I took a course called Technical Writing in grad school. The professor assigned a short manual that he had written himself as the required reading. He spent a lot of the time talking about the precision of language required to win government RFPs and publish effective user manuals. In the first week of the class, he said, “My course teaches every kind of useful writing. You will use what you learn in this course for the rest of your life. It is not about having a beautiful style, it’s about function and clarity. For example, how does one use a poem?”
I immediately wrote down his question. I underlined it in my notebook for emphasis. How does one use a poem?
Poetry began as a cultural mnemonic device. Without the written word, our ancestors needed a way to easily recall and recite significant historical events and important legends. Like sounding words, rhymes, and predictable cadences helped us pass our ideas from generation to generation.
Despite this, the technical writing professor never mentioned the usefulness of poetry after that first day. I left the class holding back all my answers to his rhetorical question. I had used poems to get through cold Monday mornings. I’d gifted them — outside mugs or inside birthday cards. I’d used poetry to woo, to protest, to heal, and to teach.
I understood what the professor had meant to say. There are some sentences that are functional first. They explain. They do the work. In novels, they carry the plot forward. They clarify action or establish the relationship of one object to another in the space of the world you’ve created. They are the forgettable sentences that pass through your mind and leave behind only the singular idea they carried.
Obviously, novels need a second kind of sentence to establish any emotional staying power or resonance in a reader’s mind. The kind of sentence that evokes a mood, not just because of what it means, but how it sounds. Former Poet Laureate Robert Pinsky breaks down the ways that writers of English couple syllables and juxtapose phrases to convey a deeper meaning in his short book, The Sounds of Poetry.
For anyone who struggles to recognize iambic pentameter, Pinsky’s guide will read like a nightmare initially. He dissects some well-known poems exposing exactly how they work. Choices in line break, repetition of vowel sounds, variance in meter are all accounted for and add up to which words will stand out to a reader’s ear and therefore carry the most weight in a reader’s mind.

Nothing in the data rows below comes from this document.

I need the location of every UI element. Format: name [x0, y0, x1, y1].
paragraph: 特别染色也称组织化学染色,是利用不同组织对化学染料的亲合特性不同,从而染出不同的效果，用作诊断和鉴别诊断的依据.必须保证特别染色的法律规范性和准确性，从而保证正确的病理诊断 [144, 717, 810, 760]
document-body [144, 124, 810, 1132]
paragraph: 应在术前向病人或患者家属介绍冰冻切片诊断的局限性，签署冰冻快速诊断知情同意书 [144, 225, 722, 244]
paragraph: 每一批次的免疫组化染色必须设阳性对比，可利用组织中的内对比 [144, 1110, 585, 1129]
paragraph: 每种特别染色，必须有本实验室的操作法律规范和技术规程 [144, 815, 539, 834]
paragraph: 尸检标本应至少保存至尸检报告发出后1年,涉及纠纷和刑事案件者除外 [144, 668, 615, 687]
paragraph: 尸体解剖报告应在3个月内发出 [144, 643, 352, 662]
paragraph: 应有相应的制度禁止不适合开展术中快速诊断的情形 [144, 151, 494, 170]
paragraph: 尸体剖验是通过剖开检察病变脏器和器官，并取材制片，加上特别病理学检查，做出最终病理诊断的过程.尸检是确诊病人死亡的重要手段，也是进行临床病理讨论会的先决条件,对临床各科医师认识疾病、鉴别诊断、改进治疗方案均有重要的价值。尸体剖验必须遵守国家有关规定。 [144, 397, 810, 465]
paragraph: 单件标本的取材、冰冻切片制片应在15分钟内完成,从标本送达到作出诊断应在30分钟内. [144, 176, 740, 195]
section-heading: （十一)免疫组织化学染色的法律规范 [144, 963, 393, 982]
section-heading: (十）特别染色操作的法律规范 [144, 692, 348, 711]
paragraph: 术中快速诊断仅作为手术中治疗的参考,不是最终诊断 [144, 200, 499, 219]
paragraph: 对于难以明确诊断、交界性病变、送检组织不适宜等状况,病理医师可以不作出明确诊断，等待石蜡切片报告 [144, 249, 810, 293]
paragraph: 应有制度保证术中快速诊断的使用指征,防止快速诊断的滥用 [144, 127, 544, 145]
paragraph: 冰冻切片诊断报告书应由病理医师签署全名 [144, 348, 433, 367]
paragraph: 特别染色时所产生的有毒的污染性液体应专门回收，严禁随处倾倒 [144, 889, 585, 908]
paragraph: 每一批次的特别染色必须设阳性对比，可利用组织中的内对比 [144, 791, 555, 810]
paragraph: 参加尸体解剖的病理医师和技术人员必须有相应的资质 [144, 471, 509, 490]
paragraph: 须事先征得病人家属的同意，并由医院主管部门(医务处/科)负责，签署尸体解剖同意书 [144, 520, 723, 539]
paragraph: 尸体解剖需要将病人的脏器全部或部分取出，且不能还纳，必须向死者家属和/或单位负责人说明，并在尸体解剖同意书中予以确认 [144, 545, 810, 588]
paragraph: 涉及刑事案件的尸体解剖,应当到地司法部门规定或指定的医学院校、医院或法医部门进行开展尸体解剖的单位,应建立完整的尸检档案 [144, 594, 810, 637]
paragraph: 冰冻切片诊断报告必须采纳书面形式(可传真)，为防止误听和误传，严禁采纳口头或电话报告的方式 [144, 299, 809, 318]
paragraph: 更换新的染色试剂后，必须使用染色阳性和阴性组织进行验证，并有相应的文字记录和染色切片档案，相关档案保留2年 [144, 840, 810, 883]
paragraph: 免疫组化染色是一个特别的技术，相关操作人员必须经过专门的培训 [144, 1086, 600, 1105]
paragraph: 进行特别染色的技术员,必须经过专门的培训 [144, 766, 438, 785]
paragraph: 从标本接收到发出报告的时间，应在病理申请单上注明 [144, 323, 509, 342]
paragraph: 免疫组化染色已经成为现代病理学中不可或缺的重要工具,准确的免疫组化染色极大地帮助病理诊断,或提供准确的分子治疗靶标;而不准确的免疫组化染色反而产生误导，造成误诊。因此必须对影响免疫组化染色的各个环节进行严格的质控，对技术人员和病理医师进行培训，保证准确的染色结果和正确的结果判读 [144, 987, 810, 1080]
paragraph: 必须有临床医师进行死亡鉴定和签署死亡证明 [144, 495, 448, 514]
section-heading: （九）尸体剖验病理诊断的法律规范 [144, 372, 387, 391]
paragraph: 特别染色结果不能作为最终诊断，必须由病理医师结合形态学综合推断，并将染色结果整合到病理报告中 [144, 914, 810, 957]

Don’t panic. The advice of his short guide is not to break apart your best sentences in syllabic meter or apply the technical approach to assonance and consonance to the dialogue of each protagonist. Instead, he offers words of comfort to anyone daunted by the idea of looking too closely at every utterance you put on a page:
No writer would think this way — muttering to oneself about short and long, stressed and unstressed — any more than a jazz musician would think that a series of dotted eighths and sixteenth notes might make a nice contrast to the triplets of a preceding bar, or a boxer would ponder whether to fake a right cross to make room for the jab. The expert makes the moves without needing to think about them.
Pinksy’s advice is simply to listen. He contends every English speaker can hear the nuance of emphasis, meter, and rhyme far better than we can explain or measure it. I have begun muttering more to myself, reading aloud drafts to hear what’s working, what’s useful, and what sounds good. I like to think of it as on more way I’ve made practical use of a poem.